Eduardo Tagliaferro, ex-chefe da Assessoria Especial de Enfrentamento à Desinformação do Tribunal Superior Eleitoral (TSE), prestou depoimento por videoconferência à Comissão de Segurança Pública do Senado Federal nesta terça-feira (2/9). A audiência ocorreu simultaneamente ao início do julgamento de Jair Bolsonaro e outros sete réus no Supremo Tribunal Federal (STF) por suposta tentativa de golpe de Estado após as eleições de 2022.
O depoimento foi convocado pelo senador Flávio Bolsonaro, presidente da comissão e filho do ex-presidente. Durante sua fala, Tagliaferro confirmou que a assessoria do TSE exercia o que chamou de "poder de polícia" e que o ministro Alexandre de Moraes determinou à Polícia Federal a obtenção de gravações e ordenou que ele coordenasse consultas a dados no tribunal.

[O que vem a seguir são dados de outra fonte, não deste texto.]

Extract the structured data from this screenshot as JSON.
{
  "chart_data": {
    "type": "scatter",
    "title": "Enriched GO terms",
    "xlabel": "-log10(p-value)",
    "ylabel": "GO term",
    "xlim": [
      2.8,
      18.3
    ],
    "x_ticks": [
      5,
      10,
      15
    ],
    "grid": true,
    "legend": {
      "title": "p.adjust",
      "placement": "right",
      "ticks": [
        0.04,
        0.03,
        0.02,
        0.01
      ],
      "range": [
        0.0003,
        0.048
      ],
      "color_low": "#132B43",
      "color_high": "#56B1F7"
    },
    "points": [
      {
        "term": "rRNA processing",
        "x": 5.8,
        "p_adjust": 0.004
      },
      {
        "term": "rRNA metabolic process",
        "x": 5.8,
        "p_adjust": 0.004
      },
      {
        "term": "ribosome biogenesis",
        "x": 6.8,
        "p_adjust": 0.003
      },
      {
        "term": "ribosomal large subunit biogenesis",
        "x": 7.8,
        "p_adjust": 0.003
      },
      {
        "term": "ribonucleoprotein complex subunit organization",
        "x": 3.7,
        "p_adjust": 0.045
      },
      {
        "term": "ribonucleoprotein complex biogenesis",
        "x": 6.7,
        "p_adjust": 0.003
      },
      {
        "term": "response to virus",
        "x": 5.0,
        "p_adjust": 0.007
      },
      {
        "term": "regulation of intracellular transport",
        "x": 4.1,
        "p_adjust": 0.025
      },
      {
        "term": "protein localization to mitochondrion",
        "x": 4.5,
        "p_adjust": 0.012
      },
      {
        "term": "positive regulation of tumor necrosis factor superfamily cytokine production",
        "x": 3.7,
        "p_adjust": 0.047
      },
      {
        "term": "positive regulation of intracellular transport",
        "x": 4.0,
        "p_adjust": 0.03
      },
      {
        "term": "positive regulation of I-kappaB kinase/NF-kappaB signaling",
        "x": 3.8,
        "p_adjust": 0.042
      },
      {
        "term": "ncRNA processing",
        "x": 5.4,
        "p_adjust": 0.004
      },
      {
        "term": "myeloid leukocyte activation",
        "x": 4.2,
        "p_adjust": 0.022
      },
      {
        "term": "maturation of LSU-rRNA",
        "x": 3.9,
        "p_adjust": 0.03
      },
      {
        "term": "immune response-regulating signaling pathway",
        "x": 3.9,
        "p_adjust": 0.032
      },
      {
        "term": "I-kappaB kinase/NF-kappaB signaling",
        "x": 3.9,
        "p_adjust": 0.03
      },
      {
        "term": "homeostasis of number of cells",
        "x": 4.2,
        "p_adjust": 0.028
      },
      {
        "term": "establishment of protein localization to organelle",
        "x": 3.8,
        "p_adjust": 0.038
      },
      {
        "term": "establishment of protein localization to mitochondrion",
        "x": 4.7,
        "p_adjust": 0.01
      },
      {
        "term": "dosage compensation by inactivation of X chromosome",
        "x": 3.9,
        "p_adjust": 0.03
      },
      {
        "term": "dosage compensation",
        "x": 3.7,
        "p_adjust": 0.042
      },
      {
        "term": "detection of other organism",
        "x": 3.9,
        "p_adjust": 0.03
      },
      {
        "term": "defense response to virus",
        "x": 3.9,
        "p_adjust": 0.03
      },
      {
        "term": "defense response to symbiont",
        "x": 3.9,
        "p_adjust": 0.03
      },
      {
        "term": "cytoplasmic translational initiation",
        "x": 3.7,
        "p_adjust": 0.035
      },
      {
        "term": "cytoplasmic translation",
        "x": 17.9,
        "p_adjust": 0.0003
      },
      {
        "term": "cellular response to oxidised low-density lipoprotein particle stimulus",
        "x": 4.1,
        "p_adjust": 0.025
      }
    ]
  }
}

Repercussão e reação de parlamentares
Parlamentares bolsonaristas utilizaram a sessão como contraponto ao julgamento no STF. Nas redes sociais, o nome do perito tornou-se um dos assuntos mais comentados na plataforma X.
Flávio Bolsonaro classificou as declarações do ex-assessor como "são gravíssimas". Em suas redes sociais, o senador afirmou que as "[As] revelações que mostram como o ministro agiu para beneficiar um lado e para prejudicar e perseguir Bolsonaro de maneira ilegal".
O senador Esperidião Amin (Progressistas-SC) mencionou "abusos autoritários" nas ações do ministro do STF. Ele informou ter obtido 27 assinaturas necessárias para instalar uma CPI para investigar a produção de provas pelo STF sobre eventos como os atos de 8 de janeiro.
A ex-ministra Damares Alves (Republicanos-DF) pediu a interrupção do julgamento no STF. "O que estamos vendo aqui é uma grande violação de direitos humanos. Pessoas foram acusadas e presas, buscas e apreensões foram feitas com provas forjadas por um magistrado. Esse magistrado tinha que ser preso hoje, e o ministro [Luís Roberto] Barroso [presidente do STF] teria que interromper esse julgamento hoje. O Brasil precisa ver o que nós estamos vendo", declarou.
Nenhum senador da base governista que integra a comissão como titular ou suplente compareceu à audiência. Apenas dois senadores do PT, Augusta Brito e Paulo Paim, estiveram presentes, embora não façam parte oficialmente do colegiado.
Origem do caso "Vaza Toga" e a defesa do ministro
Flávio Bolsonaro descreveu Tagliaferro como um "ícone". O perito é apontado como responsável pelo vazamento de informações do gabinete da presidência do TSE durante a gestão de Moraes, entre 2022 e 2024, episódio conhecido como "Vaza Toga".
A Folha de S.Paulo publicou em agosto de 2024 as primeiras conversas extraídas do celular de Tagliaferro com funcionários do STF e TSE. As mensagens foram trocadas entre agosto de 2022 e maio de 2023, período que abrange a campanha eleitoral e os meses após a vitória de Luiz Inácio Lula da Silva (PT) e a derrota de Jair Bolsonaro (PL).
A reportagem mostrou que Moraes teria solicitado informalmente ao TSE relatórios sobre investigados nos inquéritos das fake news e das milícias digitais. O gabinete do ministro emitiu nota afirmando que "Todos os procedimentos foram oficiais, regulares e estão devidamente documentados nos inquéritos e investigações em curso no STF, com integral participação da Procuradoria-Geral da República".
Moraes justificou suas ações. "Seria esquizofrênico, como presidente do TSE, me auto-oficiar. Como presidente, tenho poder de polícia e posso, pela lei, determinar a feitura dos relatórios", disse o ministro. Ele acrescentou que todas as solicitações foram documentadas e que os alvos já estavam sob investigação.
Denúncia da PGR e pedido de extradição
Tagliaferro foi exonerado do TSE em maio de 2023, após ser preso e acusado por violência doméstica contra a esposa. A Procuradoria-Geral da República (PGR) o denunciou por múltiplos crimes, incluindo violação de sigilo funcional e tentativa de abolição do Estado Democrático de Direito. As penas somadas podem chegar a 22 anos de prisão.
O Ministério das Relações Exteriores solicitou ao governo italiano a extradição de Tagliaferro, que deixou o Brasil rumo à Itália após o início das investigações.
Na denúncia, o procurador-geral Paulo Gonet afirma que Tagliaferro agiu "de maneira livre, consciente e voluntária" para "atender a interesses ilícitos de organização criminosa responsável por disseminar notícias fictícias contra a higidez do sistema eletrônico de votação e a atuação do STF e TSE, bem como pela tentativa de golpe de Estado e abolição violenta do Estado Democrático de Direito".